A violência vem amedrontando moradores do município de Araucária, na Região Metropolitana de Curitiba. Assaltos, tráfico de drogas, prostituição e mesmo homicídios se fazem presentes principalmente em bairros mais populosos, como Jardim Tupi e Jardim Industrial. Nos dois locais se concentra a maior quantidade de ocorrências.

O presidente da Associação de Moradores da Região do Sol Nascente, Paulo Antônio da Silva, diz que o município vem sendo dominado pela ação de gangues organizadas, que são movidas pelo consumo de crack. “Araucária sempre foi uma cidade boa para se viver, mas ultimamente está muito perigosa”, afirma Paulo.

Em agosto do ano passado, ele perdeu um filho de 26 anos de idade, vítima de homicídio. Segundo ele, o rapaz foi massacrado por integrantes de uma gangue. “Está se formando um grupo de extermínio no município. Meu filho foi atacado por diversas pessoas. A maioria dos assassinos continua solta”.

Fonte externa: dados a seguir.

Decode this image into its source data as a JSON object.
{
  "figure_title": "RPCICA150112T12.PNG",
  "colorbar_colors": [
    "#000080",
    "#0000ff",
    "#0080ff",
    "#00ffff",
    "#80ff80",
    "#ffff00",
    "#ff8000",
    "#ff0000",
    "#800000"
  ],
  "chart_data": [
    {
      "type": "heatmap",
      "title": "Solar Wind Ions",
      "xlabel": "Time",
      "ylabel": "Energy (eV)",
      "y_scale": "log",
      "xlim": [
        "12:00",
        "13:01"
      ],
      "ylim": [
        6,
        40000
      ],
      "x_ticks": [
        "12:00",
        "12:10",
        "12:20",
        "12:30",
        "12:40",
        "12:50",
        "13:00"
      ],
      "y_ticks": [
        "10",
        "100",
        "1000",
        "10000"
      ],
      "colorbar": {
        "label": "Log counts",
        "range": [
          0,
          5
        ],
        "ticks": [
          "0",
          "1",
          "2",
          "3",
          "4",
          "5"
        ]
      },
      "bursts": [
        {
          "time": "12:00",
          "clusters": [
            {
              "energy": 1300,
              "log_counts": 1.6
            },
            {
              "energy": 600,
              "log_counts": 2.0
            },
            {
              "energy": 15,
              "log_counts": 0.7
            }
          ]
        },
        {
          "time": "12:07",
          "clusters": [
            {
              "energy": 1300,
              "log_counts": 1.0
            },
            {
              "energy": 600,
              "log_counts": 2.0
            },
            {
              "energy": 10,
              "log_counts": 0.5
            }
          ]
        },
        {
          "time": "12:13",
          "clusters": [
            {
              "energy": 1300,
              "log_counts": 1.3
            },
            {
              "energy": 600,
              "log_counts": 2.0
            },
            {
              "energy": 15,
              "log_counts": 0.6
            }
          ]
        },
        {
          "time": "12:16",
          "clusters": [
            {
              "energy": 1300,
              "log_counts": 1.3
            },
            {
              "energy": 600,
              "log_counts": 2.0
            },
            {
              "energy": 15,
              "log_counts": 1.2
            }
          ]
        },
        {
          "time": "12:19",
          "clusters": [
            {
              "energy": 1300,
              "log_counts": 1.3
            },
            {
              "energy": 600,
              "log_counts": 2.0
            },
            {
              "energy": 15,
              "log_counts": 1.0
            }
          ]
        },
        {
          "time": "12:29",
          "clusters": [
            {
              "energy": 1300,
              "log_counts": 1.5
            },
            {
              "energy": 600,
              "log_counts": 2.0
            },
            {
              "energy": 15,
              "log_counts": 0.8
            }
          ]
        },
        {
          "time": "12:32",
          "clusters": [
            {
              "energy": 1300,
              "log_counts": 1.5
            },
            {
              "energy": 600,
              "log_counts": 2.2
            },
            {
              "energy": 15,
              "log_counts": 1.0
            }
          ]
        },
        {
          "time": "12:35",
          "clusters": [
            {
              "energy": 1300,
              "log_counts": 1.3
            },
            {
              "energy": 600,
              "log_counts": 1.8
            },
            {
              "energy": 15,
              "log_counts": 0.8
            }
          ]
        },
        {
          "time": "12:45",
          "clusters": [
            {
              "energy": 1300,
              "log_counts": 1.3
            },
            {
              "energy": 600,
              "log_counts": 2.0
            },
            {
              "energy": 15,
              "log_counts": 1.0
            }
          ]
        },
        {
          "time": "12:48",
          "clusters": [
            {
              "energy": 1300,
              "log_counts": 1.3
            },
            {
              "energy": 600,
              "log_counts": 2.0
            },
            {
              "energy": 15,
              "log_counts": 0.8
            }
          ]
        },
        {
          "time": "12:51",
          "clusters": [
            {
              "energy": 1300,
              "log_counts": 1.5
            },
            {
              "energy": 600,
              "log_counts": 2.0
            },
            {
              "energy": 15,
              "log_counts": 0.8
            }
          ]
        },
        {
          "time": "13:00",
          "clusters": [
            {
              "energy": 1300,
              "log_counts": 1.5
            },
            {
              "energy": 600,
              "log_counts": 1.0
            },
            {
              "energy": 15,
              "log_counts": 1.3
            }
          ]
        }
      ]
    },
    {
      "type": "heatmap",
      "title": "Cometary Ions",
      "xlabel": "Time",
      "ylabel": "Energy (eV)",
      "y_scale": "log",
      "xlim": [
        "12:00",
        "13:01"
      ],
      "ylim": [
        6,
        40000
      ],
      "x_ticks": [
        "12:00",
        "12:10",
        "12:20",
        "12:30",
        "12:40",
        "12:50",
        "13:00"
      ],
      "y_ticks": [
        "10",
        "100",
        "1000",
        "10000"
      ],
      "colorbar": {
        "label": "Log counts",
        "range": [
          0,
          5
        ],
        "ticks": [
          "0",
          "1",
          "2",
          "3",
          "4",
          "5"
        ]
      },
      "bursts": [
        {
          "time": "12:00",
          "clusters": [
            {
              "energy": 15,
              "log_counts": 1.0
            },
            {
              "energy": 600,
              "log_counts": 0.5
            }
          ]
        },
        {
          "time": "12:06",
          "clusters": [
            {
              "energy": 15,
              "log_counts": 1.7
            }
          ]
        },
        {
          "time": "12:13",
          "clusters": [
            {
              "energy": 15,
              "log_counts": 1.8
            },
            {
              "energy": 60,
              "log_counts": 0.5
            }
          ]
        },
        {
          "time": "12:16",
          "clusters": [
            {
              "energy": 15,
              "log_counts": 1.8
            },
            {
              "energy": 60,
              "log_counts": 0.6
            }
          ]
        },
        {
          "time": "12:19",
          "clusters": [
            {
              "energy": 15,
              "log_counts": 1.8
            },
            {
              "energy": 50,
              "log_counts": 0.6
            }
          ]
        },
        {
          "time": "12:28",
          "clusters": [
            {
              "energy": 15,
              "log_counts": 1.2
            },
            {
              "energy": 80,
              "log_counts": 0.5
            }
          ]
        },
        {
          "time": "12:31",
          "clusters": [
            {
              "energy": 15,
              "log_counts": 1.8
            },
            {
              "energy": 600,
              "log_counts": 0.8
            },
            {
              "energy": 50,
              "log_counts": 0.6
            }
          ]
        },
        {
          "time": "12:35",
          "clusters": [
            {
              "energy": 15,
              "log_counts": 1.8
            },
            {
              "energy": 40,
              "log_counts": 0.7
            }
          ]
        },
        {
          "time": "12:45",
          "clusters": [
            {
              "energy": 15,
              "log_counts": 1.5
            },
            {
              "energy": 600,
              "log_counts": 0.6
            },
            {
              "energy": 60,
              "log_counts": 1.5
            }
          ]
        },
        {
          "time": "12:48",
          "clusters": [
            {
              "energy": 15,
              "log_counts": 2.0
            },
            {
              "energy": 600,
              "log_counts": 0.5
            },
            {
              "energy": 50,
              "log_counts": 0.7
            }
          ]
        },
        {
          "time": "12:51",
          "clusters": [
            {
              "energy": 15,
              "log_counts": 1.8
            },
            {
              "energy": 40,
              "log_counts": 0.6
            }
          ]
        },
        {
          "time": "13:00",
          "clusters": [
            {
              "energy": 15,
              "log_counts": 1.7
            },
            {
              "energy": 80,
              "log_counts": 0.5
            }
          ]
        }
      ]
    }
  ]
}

A dona de casa Helena Monteiro também se queixa da ação das gangues. Nos últimos seis anos, ela teve três filhos, de 16, 18 e 24 anos, assassinados. “Da última vez que mataram um filho meu, há dois anos, o fizeram por causa de um par de tênis”, diz.

Helena acredita que falta policiamento na cidade, segurança e apoio às pessoas de bem, além de programas de combate às drogas. “A gente sai de casa e não sabe se vai voltar com vida. Temo muito pela minha filha de 34 anos e pelos meus netos”.

PM

O capitão da Polícia Militar Daniel Jacinto Berno confirma que o número de ocorrências registradas no Jardim Industrial e no Jardim Tupi é alto. Mas diz que os índices da cidade como um todo são considerados “dentro da normalidade”.

De acordo com ele, grupos de usuários de drogas costumam atuar nos dois bairros citados. Investigações, porém, estão sendo realizadas para tentar identificá-los. “Na maioria das vezes, os homicídios ocorridos no Jardim Industrial e no Jardim Tupi são gerados pela rivalidade de gangues. Os usuários de drogas se matam entre eles mesmos. Dificilmente pessoas inocentes são envolvidas”, analisa.

Daniel afirma que 28 policiais militares se revezam em três turnos em Araucária. Quatro viaturas atuam no município, cujo período considerado mais crítico é das 18 às 23 h.